What Is Water Conservation?
Water conservation refers to reducing the usage of water and recycling of waste water for different purposes such as cleaning, manufacturing, and irrigation.
Outdoor Water Conservation Tips
- Water only when needed. Look at the grass, feel the soil, or use a soil moisture meter to determine when to water
- Do not over water. Water needs vary greatly by season, grass species and amount of shade, so keeping the same settings year-round will result in over-watering. As a general rule, three-fourths of an inch of water per week on St. Augustine or Zoysia grasses that are in full sun is sufficient for the summer. In the shade, these species only need one-half of an inch of water per week. Bermuda grass and buffalo grass, both of which can only grow in full sun, require one-half of an inch per week. In the fall, spring and winter, these recommendations can be reduced or eliminated, depending on the weather
- To avoid excessive evaporation, use a sprinkler that produces large drops of water, rather than a fine mist. Sprinklers that send droplets out on a low angle also help control evaporation.
- Set automatic sprinkler systems to provide thorough but infrequent watering. Pressure-regulating devices should be set to design specifications. Rain shut-off devices can prevent watering in the rain.
- Use drip-irrigation systems for bedded plants, trees and shrubs, or turn the flat, green soaking hoses upside down so the holes are on the bottom. This will help prevent evaporation.
- See our for tips on maintaining your irrigation system.
- Forget about watering the streets, sidewalks or driveways. They will never grow a thing.
Indoor Water Conservation Tips
Water used inside our homes is considered essential for health. Using water as efficiently as possible by updating appliances to high-efficient models and implementing small behavior changes can add up to big savings.

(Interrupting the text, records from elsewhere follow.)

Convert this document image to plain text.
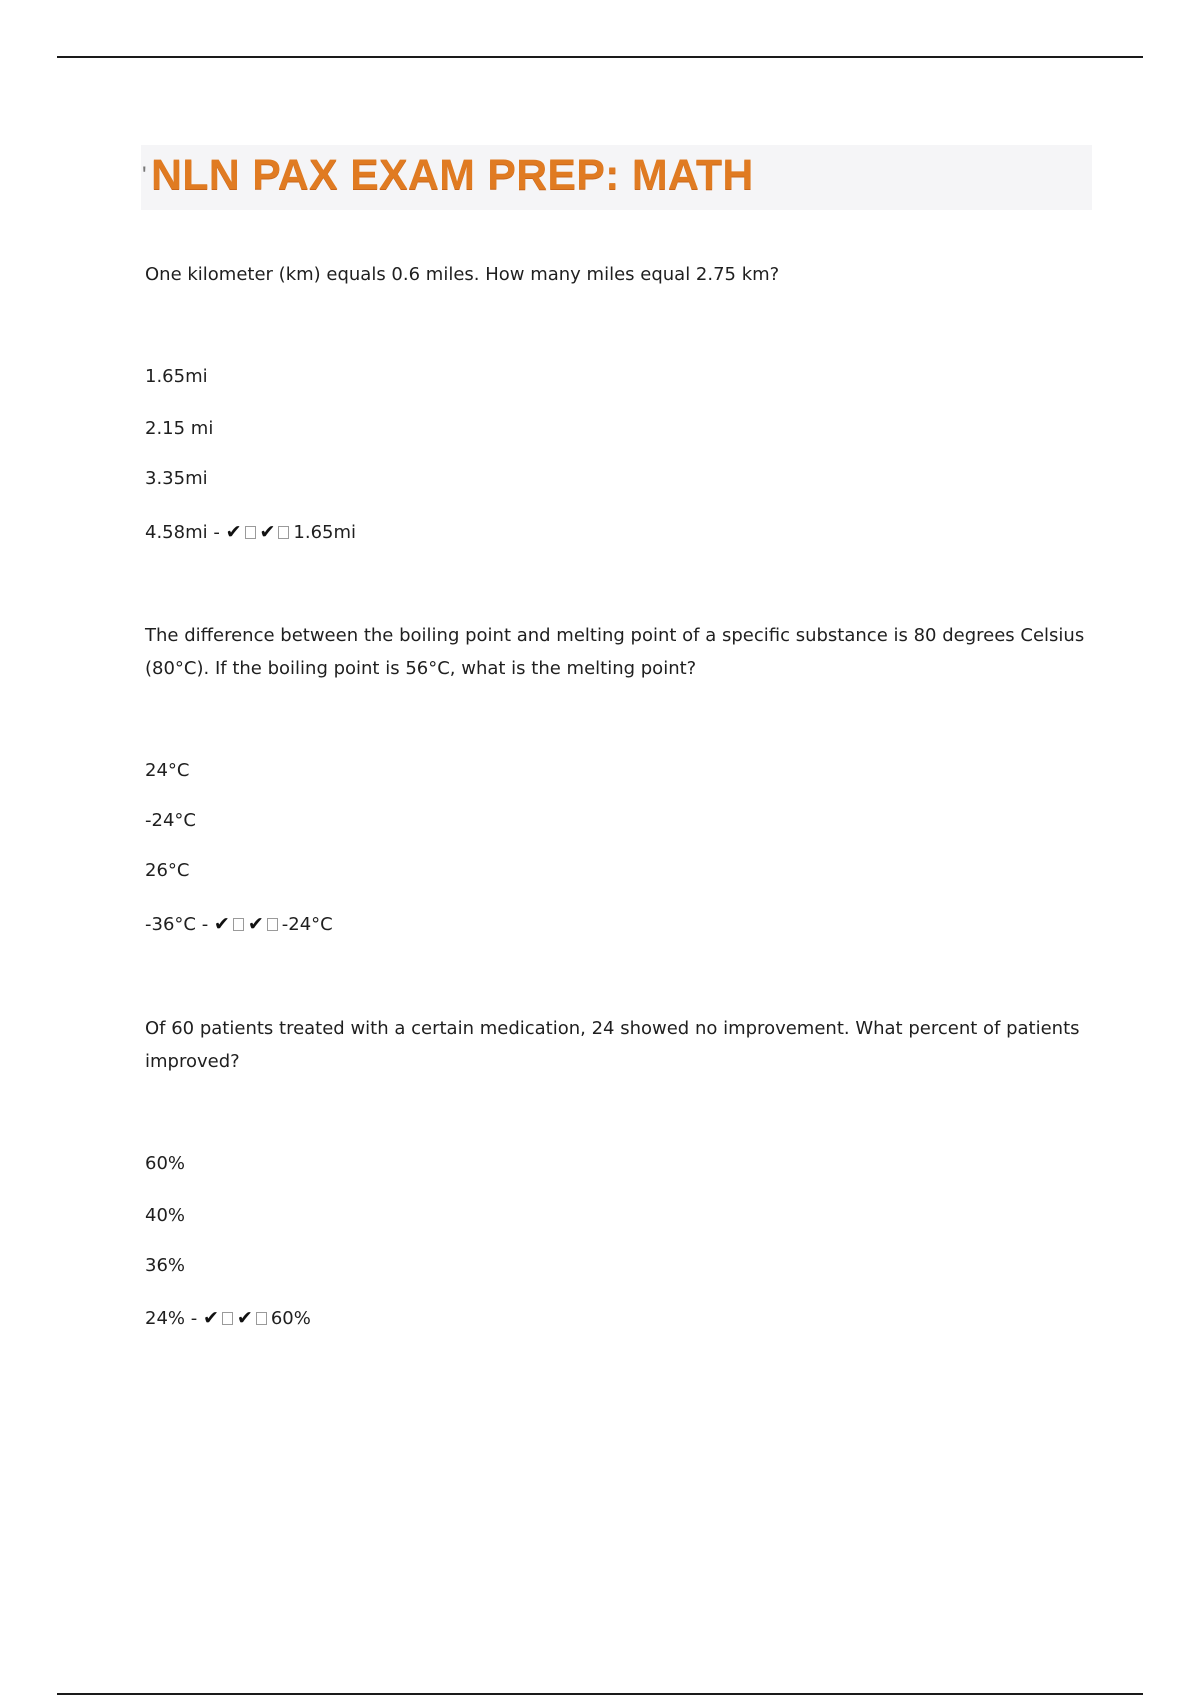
' NLN PAX EXAM PREP: MATH
One kilometer (km) equals 0.6 miles. How many miles equal 2.75 km?
1.65mi
2.15 mi
3.35mi
4.58mi - ✔ ✔ 1.65mi
The difference between the boiling point and melting point of a specific substance is 80 degrees Celsius (80°C). If the boiling point is 56°C, what is the melting point?
24°C
-24°C
26°C
-36°C - ✔ ✔ -24°C
Of 60 patients treated with a certain medication, 24 showed no improvement. What percent of patients improved?
60%
40%
36%
24% - ✔ ✔ 60%
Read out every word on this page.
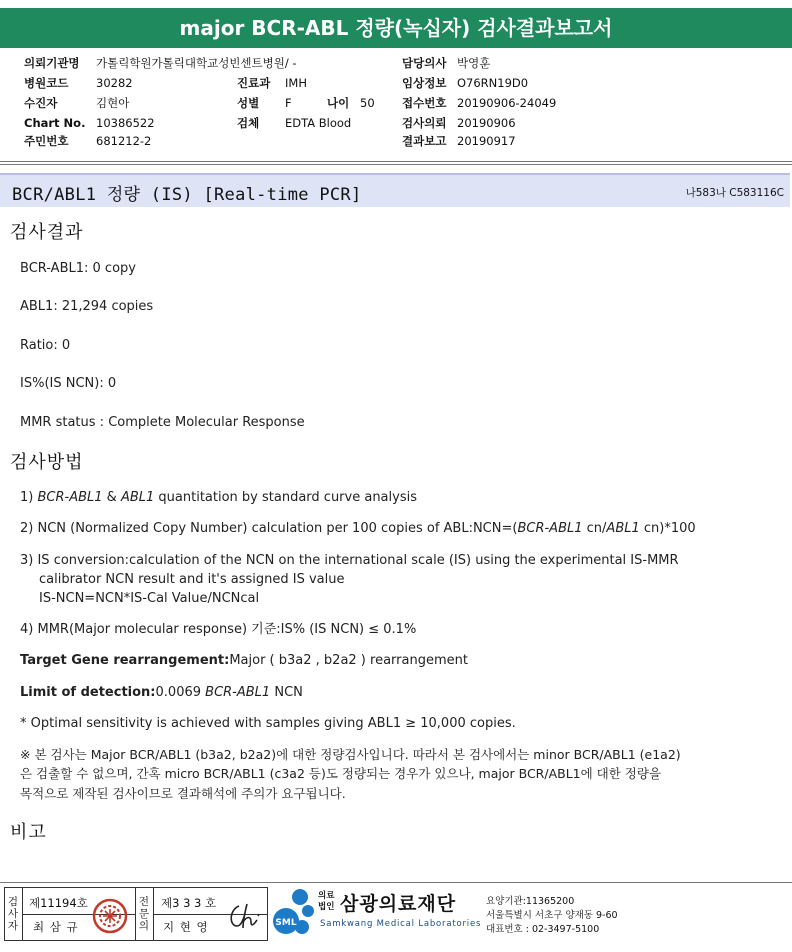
major BCR-ABL 정량(녹십자) 검사결과보고서
의뢰기관명 가톨릭학원가톨릭대학교성빈센트병원/ -
병원코드 30282
수진자	김현아
Chart No. 10386522
주민번호 681212-2
진료과 IMH
성별 F	나이 50
검체 EDTA Blood
담당의사 박영훈
임상정보 O76RN19D0
접수번호 20190906-24049
검사의뢰 20190906
결과보고 20190917
BCR/ABL1 정량 (IS) [Real-time PCR]	나583나 C583116C
검사결과
BCR-ABL1: 0 copy
ABL1: 21,294 copies
Ratio: 0
IS%(IS NCN): 0
MMR status : Complete Molecular Response
검사방법
1) BCR-ABL1 & ABL1 quantitation by standard curve analysis
2) NCN (Normalized Copy Number) calculation per 100 copies of ABL:NCN=(BCR-ABL1 cn/ABL1 cn)*100
3) IS conversion:calculation of the NCN on the international scale (IS) using the experimental IS-MMR
calibrator NCN result and it's assigned IS value
IS-NCN=NCN*IS-Cal Value/NCNcal
4) MMR(Major molecular response) 기준:IS% (IS NCN) ≤ 0.1%
Target Gene rearrangement:Major ( b3a2 , b2a2 ) rearrangement
Limit of detection:0.0069 BCR-ABL1 NCN
* Optimal sensitivity is achieved with samples giving ABL1 ≥ 10,000 copies.
※ 본 검사는 Major BCR/ABL1 (b3a2, b2a2)에 대한 정량검사입니다. 따라서 본 검사에서는 minor BCR/ABL1 (e1a2)
은 검출할 수 없으며, 간혹 micro BCR/ABL1 (c3a2 등)도 정량되는 경우가 있으나, major BCR/ABL1에 대한 정량을
목적으로 제작된 검사이므로 결과해석에 주의가 요구됩니다.
비고
검사자
제11194호
최 삼 규
전문의
제3 3 3 호
지 현 영	SML
의료법인 삼광의료재단
Samkwang Medical Laboratories
요양기관:11365200
서울특별시 서초구 양재동 9-60
대표번호 : 02-3497-5100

- Check for leaks and make repairs as soon as possible. Even small pinhole leaks can add up to several hundreds of gallons being wasted.
- Install new showerheads and cut your shower time by only a few minutes. Many new showerhead models use less than 2 gallons per minute, look for WaterSense labeled models.
- Install faucet aerators. They use less water but still provide the same "feel" and pressure.
- Toilets are the highest consumer of water inside the house, around 30% of indoor household usage. Check for leaks and make sure your toilet tank flapper is in good shape. Install a newer model toilet which use far less water than models that are older than 15-20 years.
- Replace old clothes washers with new, water-efficient models and wash only full loads. Older washers use as much as 40 gallons per load, while newer models use only around 10 gallons.
- Use the dishwasher instead of hand-washing dishes. Install newer water-efficient models and only run them with full loads to save water, energy, and money.
Goals of Water Conservation Efforts
- Sustainability. To ensure availability for future generations, the withdrawal of fresh water from an ecosystem should not exceed its natural replacement rate.
- Energy Conservation. Water pumping, delivery, and wastewater treatment facilities consume a significant amount of energy. In some regions of the world over 15% of total electricity consumption is devoted to water management.
- Habitat Conservation. Minimizing human water use helps to preserve fresh water habitats for local wildlife and migrating water flow, as well as reducing the need to build new dams and other water diversion infrastructure.